Bioelectronics is not a new field. Examples of various bio-electronic applications include pacemakers, which have been around for almost 100 years, and deep-brain stimulation implantables for patients with Parkinson's disease.
Famm and his extensive team aim to take bioelectronic-based therapeutics to a new level, so that implantables become part of a patient's circuitry and modify functionality on a large scale, using a very small device. One of the main challenges, however, is knowing which neurons control which organs and unraveling the complex web of neuronal functionality and interconnectivity.
Glaxo's goal is to be in the clinic in the next 10 years with a fully functional medical device.

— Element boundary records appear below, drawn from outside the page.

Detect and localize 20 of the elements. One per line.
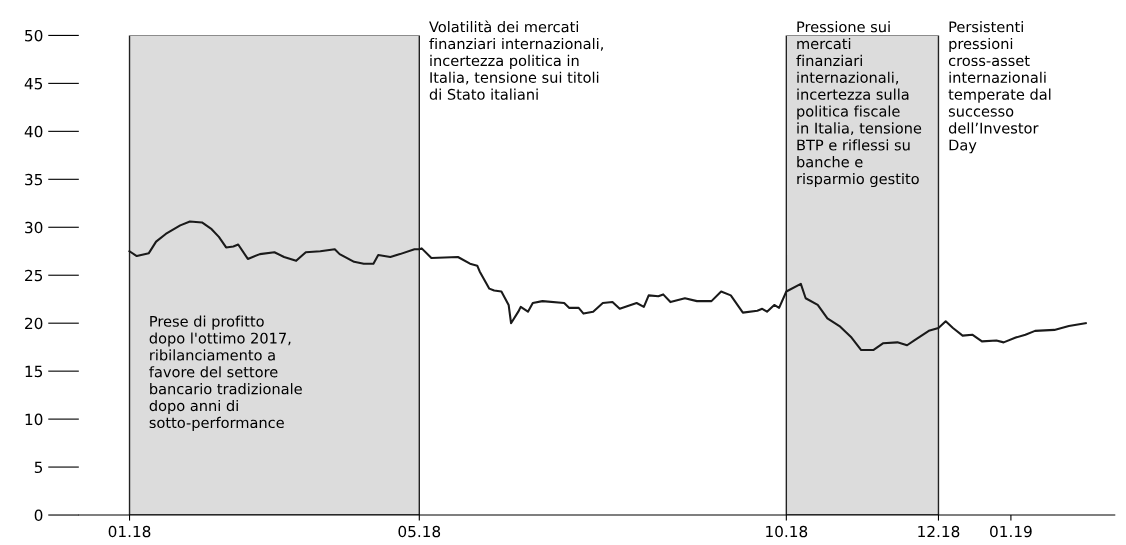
x-tick-label: 05.18 [398,525,441,538]
y-tick-label: 20 [25,317,43,330]
annotation: Persistenti pressioni cross-asset internazionali temperate dal successo dell’Investor Day [948,21,1051,154]
y-tick-label: 30 [25,221,43,234]
y-tick-label: 40 [24,125,43,138]
text: Pressione sui mercati finanziari internazionali, incertezza sulla politica fiscale in Italia, tensione BTP e riflessi su banche e risparmio gestito [796,21,922,188]
x-tick-label: 01.18 [108,525,151,538]
x-tick-label: 01.19 [990,525,1032,538]
y-tick-label: 5 [34,461,43,474]
y-tick-label: 0 [34,509,43,522]
y-tick-label: 25 [25,269,43,282]
band-label: Prese di profitto dopo l'ottimo 2017, ribilanciamento a favore del settore bancario tradizionale dopo anni di sotto-performance [149,315,302,431]
x-tick-label: 12.18 [918,525,960,538]
y-tick-label: 10 [25,413,43,426]
y-tick-label: 15 [25,365,43,378]
y-tick-label: 45 [24,78,43,90]
y-tick-label: 50 [25,29,43,42]
annotation: Volatilità dei mercati finanziari internazionali, incertezza politica in Italia, tensione sui titoli di Stato italiani [429,20,603,100]
y-tick-label: 35 [25,173,43,186]
x-tick-label: 10.18 [766,525,808,538]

During the next 10 years, however, there is a lot of work to be done creating a 'functional map' of the nervous system. Another challenge is creating workable encasements for the implantables---something that it's working on via various collaborations.
Some materials that are being considered and tested are shrink-wrap polymers and synthetic diamonds. The general consensus is that metal and plastic are not good long-term candidates for the types of devices that GSK is engineering.